Father, daughter follow holistic strategies

By Margarett Waterbury

For the Capital Press

Published on December 1, 2016 10:19AM

Courtesy of Lazy R Ranch   
Ranchers Maurice Robinette and daughter, Beth Robinette, with some of their herd.

Courtesy of Lazy R Ranch Ranchers Maurice Robinette and daughter, Beth Robinette, with some of their herd.


On Lazy R Ranch, a 1,000-acre, third-generation cattle ranch in Cheney, Wash., cattle aren’t just a profitable business venture, they’re a critical tool for managing the ecosystem.

Together with his daughter, Beth Robinette, rancher Maurice Robinette cares for a herd of 140 to 160 Angus cattle. All of their beef is sold directly to consumers, with most of their clients located around Spokane.

Lazy R Ranch relies on a philosophy called holistic management, a system developed by a Zimbabwean wildlife biologist and farmer named Allan Savory that views land, plants and animals as integrated and interdependent.

“Nature functions in wholes,” Maurice says, “which means that everything is related to and has an impact on everything else.”

Maurice’s first professional encounter with holistic management came in 1995, when he participated in a five-year holistic management project with Washington State University. By 1996, he had begun implementing holistic management practices on his own farm, and he quickly became an advocate and educator.

“Think about environments where predators are free to pursue large herbivores,” Maurice continues. “Like Canada with caribou and buffalo, or Africa with wildebeest and zebra. The predator/prey dynamic keeps animals closely bunched and moving all the time, so they don’t return to re-graze the same place. Over millions of years, grass has evolved to grow in those conditions. So when you duplicate that, grass grows better.”

To that end, Lazy R Ranch uses a planned grazing system that moves cattle among pastures that range in size from just one-third acre to 150 acres. The strategy allows grass to rest a long time between grazings, at least 90 days, and sometimes up to 500 days.

Longer rests between grazing allows grasses to develop deeper roots and hold more moisture, a critical consideration in Eastern Washington, where only 15 inches of rain falls on average each year.

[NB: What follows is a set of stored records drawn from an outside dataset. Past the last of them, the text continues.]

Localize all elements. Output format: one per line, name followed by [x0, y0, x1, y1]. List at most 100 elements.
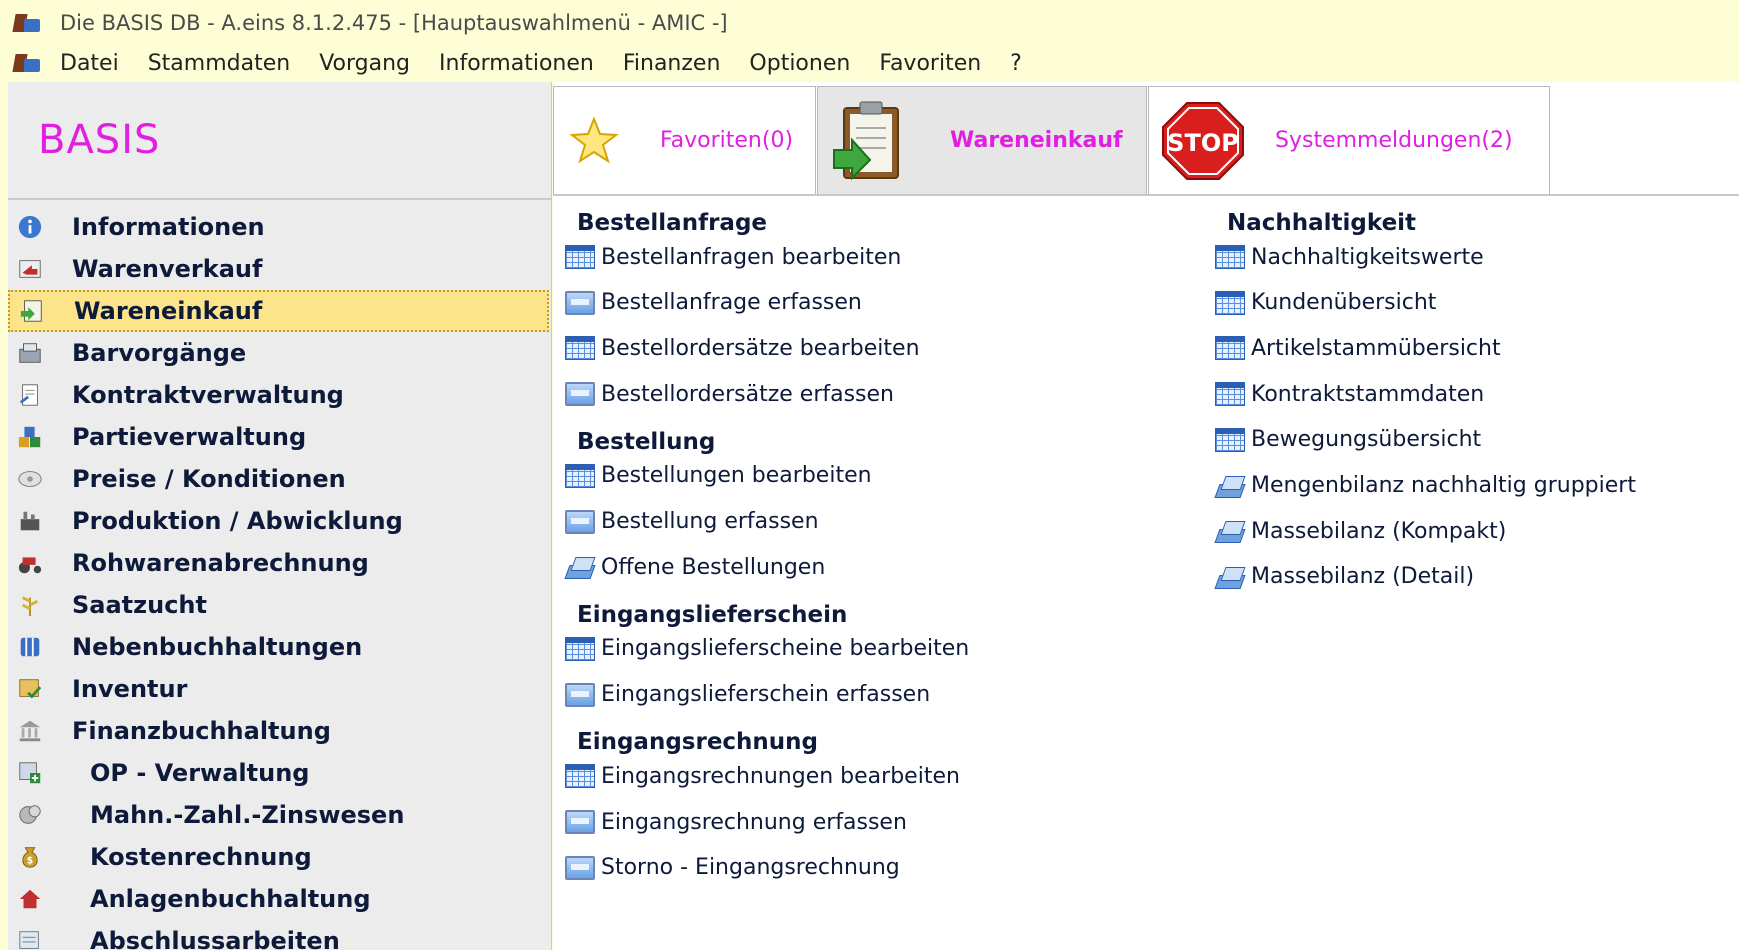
- moneybag-icon: $: [16, 843, 44, 871]
- menu-link-bestellordersätze-erfassen[interactable]: Bestellordersätze erfassen: [565, 379, 894, 409]
- nav-item-anlagenbuchhaltung[interactable]: Anlagenbuchhaltung: [8, 878, 551, 920]
- menu-link-bestellungen-bearbeiten[interactable]: Bestellungen bearbeiten: [565, 461, 872, 491]
- stop-icon: STOP: [1162, 101, 1244, 180]
- menu-link-label: Bestellordersätze bearbeiten: [601, 335, 920, 361]
- nav-item-label: Preise / Konditionen: [72, 465, 346, 493]
- menu-link-nachhaltigkeitswerte[interactable]: Nachhaltigkeitswerte: [1215, 242, 1484, 272]
- assets-icon: [16, 885, 44, 913]
- tractor-icon: [16, 549, 44, 577]
- menu-link-bestellanfrage-erfassen[interactable]: Bestellanfrage erfassen: [565, 288, 862, 318]
- menu-link-label: Offene Bestellungen: [601, 554, 826, 580]
- menu-vorgang[interactable]: Vorgang: [319, 51, 410, 76]
- menu-link-label: Kundenübersicht: [1251, 290, 1437, 316]
- tab-wareneinkauf[interactable]: Wareneinkauf: [817, 86, 1147, 194]
- nav-item-saatzucht[interactable]: Saatzucht: [8, 584, 551, 626]
- table-icon: [565, 636, 595, 661]
- nav-item-rohwarenabrechnung[interactable]: Rohwarenabrechnung: [8, 542, 551, 584]
- menu-help[interactable]: ?: [1010, 51, 1022, 76]
- tab-favoriten[interactable]: Favoriten(0): [553, 86, 816, 194]
- menu-link-mengenbilanz-nachhaltig-gruppiert[interactable]: Mengenbilanz nachhaltig gruppiert: [1215, 471, 1636, 501]
- info-icon: [16, 213, 44, 241]
- app-icon: [12, 11, 42, 35]
- table-icon: [1215, 336, 1245, 361]
- menu-link-bestellanfragen-bearbeiten[interactable]: Bestellanfragen bearbeiten: [565, 242, 901, 272]
- form-icon: [565, 509, 595, 534]
- menu-link-eingangsrechnung-erfassen[interactable]: Eingangsrechnung erfassen: [565, 807, 907, 837]
- nav-item-preise-konditionen[interactable]: Preise / Konditionen: [8, 458, 551, 500]
- nav-item-wareneinkauf[interactable]: Wareneinkauf: [8, 290, 549, 332]
- nav-item-label: Anlagenbuchhaltung: [90, 885, 371, 913]
- section-title: Nachhaltigkeit: [1227, 210, 1417, 236]
- menu-link-artikelstammübersicht[interactable]: Artikelstammübersicht: [1215, 333, 1501, 363]
- menu-link-label: Storno - Eingangsrechnung: [601, 855, 900, 881]
- nav-item-label: Abschlussarbeiten: [90, 927, 340, 950]
- tab-wareneinkauf-label: Wareneinkauf: [950, 128, 1123, 153]
- menu-stammdaten[interactable]: Stammdaten: [148, 51, 290, 76]
- tab-systemmeldungen[interactable]: STOP Systemmeldungen(2): [1148, 86, 1550, 194]
- app-menu-icon[interactable]: [12, 51, 42, 75]
- nav-item-mahn-zahl-zinswesen[interactable]: Mahn.-Zahl.-Zinswesen: [8, 794, 551, 836]
- menu-link-label: Eingangsrechnungen bearbeiten: [601, 763, 960, 789]
- menu-informationen[interactable]: Informationen: [439, 51, 594, 76]
- nav-item-partieverwaltung[interactable]: Partieverwaltung: [8, 416, 551, 458]
- section-title: Bestellung: [577, 428, 716, 455]
- menu-link-storno-eingangsrechnung[interactable]: Storno - Eingangsrechnung: [565, 853, 900, 883]
- nav-item-label: Barvorgänge: [72, 339, 247, 367]
- form-icon: [565, 682, 595, 707]
- nav-item-nebenbuchhaltungen[interactable]: Nebenbuchhaltungen: [8, 626, 551, 668]
- report-icon: [1215, 474, 1245, 498]
- nav-item-label: Partieverwaltung: [72, 423, 307, 451]
- menu-link-bestellung-erfassen[interactable]: Bestellung erfassen: [565, 507, 819, 537]
- clipboard-icon: [833, 101, 899, 180]
- menu-link-massebilanz-kompakt[interactable]: Massebilanz (Kompakt): [1215, 516, 1506, 546]
- menu-link-bestellordersätze-bearbeiten[interactable]: Bestellordersätze bearbeiten: [565, 333, 920, 363]
- nav-item-label: Produktion / Abwicklung: [72, 507, 403, 535]
- table-icon: [565, 463, 595, 488]
- nav-item-finanzbuchhaltung[interactable]: Finanzbuchhaltung: [8, 710, 551, 752]
- menu-optionen[interactable]: Optionen: [749, 51, 850, 76]
- closing-icon: [16, 927, 44, 950]
- nav-item-barvorgänge[interactable]: Barvorgänge: [8, 332, 551, 374]
- nav-item-op-verwaltung[interactable]: OP - Verwaltung: [8, 752, 551, 794]
- tab-favoriten-label: Favoriten(0): [660, 128, 794, 153]
- menu-datei[interactable]: Datei: [60, 51, 119, 76]
- menu-link-kontraktstammdaten[interactable]: Kontraktstammdaten: [1215, 379, 1484, 409]
- menu-finanzen[interactable]: Finanzen: [623, 51, 721, 76]
- nav-item-produktion-abwicklung[interactable]: Produktion / Abwicklung: [8, 500, 551, 542]
- form-icon: [565, 290, 595, 315]
- menu-link-eingangsrechnungen-bearbeiten[interactable]: Eingangsrechnungen bearbeiten: [565, 761, 960, 791]
- menu-link-kundenübersicht[interactable]: Kundenübersicht: [1215, 288, 1436, 318]
- module-list: Informationen Warenverkauf Wareneinkauf Bar…: [8, 200, 551, 950]
- nav-item-kontraktverwaltung[interactable]: Kontraktverwaltung: [8, 374, 551, 416]
- menu-link-eingangslieferschein-erfassen[interactable]: Eingangslieferschein erfassen: [565, 680, 930, 710]
- menu-link-bewegungsübersicht[interactable]: Bewegungsübersicht: [1215, 425, 1481, 455]
- menu-link-label: Bestellanfragen bearbeiten: [601, 244, 902, 270]
- table-icon: [1215, 290, 1245, 315]
- price-icon: [16, 465, 44, 493]
- menu-link-offene-bestellungen[interactable]: Offene Bestellungen: [565, 552, 825, 582]
- menu-link-massebilanz-detail[interactable]: Massebilanz (Detail): [1215, 562, 1474, 592]
- nav-item-kostenrechnung[interactable]: $ Kostenrechnung: [8, 836, 551, 878]
- form-icon: [565, 855, 595, 880]
- menu-link-label: Bestellungen bearbeiten: [601, 463, 872, 489]
- form-icon: [565, 810, 595, 834]
- section-title: Eingangsrechnung: [577, 729, 819, 756]
- nav-item-label: Saatzucht: [72, 591, 207, 619]
- table-icon: [565, 336, 595, 361]
- table-icon: [565, 764, 595, 789]
- tab-systemmeldungen-label: Systemmeldungen(2): [1275, 128, 1513, 153]
- menu-link-eingangslieferscheine-bearbeiten[interactable]: Eingangslieferscheine bearbeiten: [565, 634, 969, 664]
- nav-item-informationen[interactable]: Informationen: [8, 206, 551, 248]
- contract-icon: [16, 381, 44, 409]
- nav-item-label: Kostenrechnung: [90, 843, 312, 871]
- report-icon: [1215, 519, 1245, 543]
- nav-item-warenverkauf[interactable]: Warenverkauf: [8, 248, 551, 290]
- nav-item-abschlussarbeiten[interactable]: Abschlussarbeiten: [8, 920, 551, 950]
- menu-favoriten[interactable]: Favoriten: [879, 51, 981, 76]
- menu-link-label: Kontraktstammdaten: [1251, 381, 1485, 407]
- nav-item-inventur[interactable]: Inventur: [8, 668, 551, 710]
- menu-link-label: Bestellung erfassen: [601, 509, 819, 534]
- star-icon: [569, 115, 619, 163]
- nav-item-label: OP - Verwaltung: [90, 759, 310, 787]
- menu-link-label: Bestellordersätze erfassen: [601, 381, 894, 407]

The system has repercussions well beyond the confines of the ranch itself. Holistic management sees pasture and grassland restoration as a powerful tool in the fight against rising atmospheric carbon. By increasing the organic matter of soil, growers can sequester carbon while increasing fertility and water retention. Over the past 15 years, Maurice says he’s been able to triple the carbon content of his soil.

Now, Lazy R Ranch is also an official hub of the Savory Institute, an international nonprofit founded by the inventor of the holistic management system.

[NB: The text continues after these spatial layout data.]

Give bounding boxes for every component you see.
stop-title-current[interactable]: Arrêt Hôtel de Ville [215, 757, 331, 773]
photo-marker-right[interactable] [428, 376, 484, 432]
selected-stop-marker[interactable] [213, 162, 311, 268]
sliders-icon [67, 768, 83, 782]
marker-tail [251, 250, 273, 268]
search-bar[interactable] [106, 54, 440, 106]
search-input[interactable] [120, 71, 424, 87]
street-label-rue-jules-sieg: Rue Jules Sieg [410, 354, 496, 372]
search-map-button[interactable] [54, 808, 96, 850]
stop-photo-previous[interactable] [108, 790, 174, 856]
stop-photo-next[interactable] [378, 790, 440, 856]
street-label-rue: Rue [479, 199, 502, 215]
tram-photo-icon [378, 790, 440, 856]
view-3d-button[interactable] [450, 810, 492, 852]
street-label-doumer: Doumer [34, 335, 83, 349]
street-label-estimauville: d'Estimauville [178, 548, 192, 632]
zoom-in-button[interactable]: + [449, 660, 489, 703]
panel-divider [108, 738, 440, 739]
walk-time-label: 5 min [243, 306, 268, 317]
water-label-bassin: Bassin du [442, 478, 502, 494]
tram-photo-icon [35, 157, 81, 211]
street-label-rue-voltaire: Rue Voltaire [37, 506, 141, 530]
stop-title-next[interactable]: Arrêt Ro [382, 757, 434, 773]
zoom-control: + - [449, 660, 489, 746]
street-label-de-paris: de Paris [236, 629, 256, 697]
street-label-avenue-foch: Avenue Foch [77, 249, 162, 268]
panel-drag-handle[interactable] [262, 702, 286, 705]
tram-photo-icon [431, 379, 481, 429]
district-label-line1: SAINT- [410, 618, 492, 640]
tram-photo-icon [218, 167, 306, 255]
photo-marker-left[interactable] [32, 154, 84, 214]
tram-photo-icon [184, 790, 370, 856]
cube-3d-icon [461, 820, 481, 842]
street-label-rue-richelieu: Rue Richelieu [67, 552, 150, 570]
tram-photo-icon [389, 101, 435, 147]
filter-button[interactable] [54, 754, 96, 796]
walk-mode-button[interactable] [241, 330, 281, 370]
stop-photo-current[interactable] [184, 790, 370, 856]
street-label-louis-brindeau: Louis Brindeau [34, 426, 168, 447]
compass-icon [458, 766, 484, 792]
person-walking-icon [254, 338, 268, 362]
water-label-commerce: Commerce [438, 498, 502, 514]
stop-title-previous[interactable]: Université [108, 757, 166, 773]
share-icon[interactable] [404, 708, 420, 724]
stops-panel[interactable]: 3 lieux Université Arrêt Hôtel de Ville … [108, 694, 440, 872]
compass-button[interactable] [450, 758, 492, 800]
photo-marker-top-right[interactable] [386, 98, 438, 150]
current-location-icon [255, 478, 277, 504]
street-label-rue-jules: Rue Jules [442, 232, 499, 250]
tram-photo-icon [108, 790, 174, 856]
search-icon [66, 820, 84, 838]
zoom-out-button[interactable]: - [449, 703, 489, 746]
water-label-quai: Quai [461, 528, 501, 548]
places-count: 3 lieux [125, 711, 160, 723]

As the first hub in the U.S., Maurice regularly hosts educational groups interested in seeing holistic management principles at work. On top of all that, Maurice still plays an active role in a nonprofit called Roots of Resilience, which advocates holistic management in the Northwest. It’s enough to send even the most energetic rancher searching for help — which, for Maurice, came in the form of his daughter, Beth, who returned to help run the family business a few years ago.

“Until five years ago I was a one-man show, with occasional help from my neighbors. But now that my daughter is here, everything’s working better,” laughs Maurice “I’m so glad she’s here. She’s coming around real good.”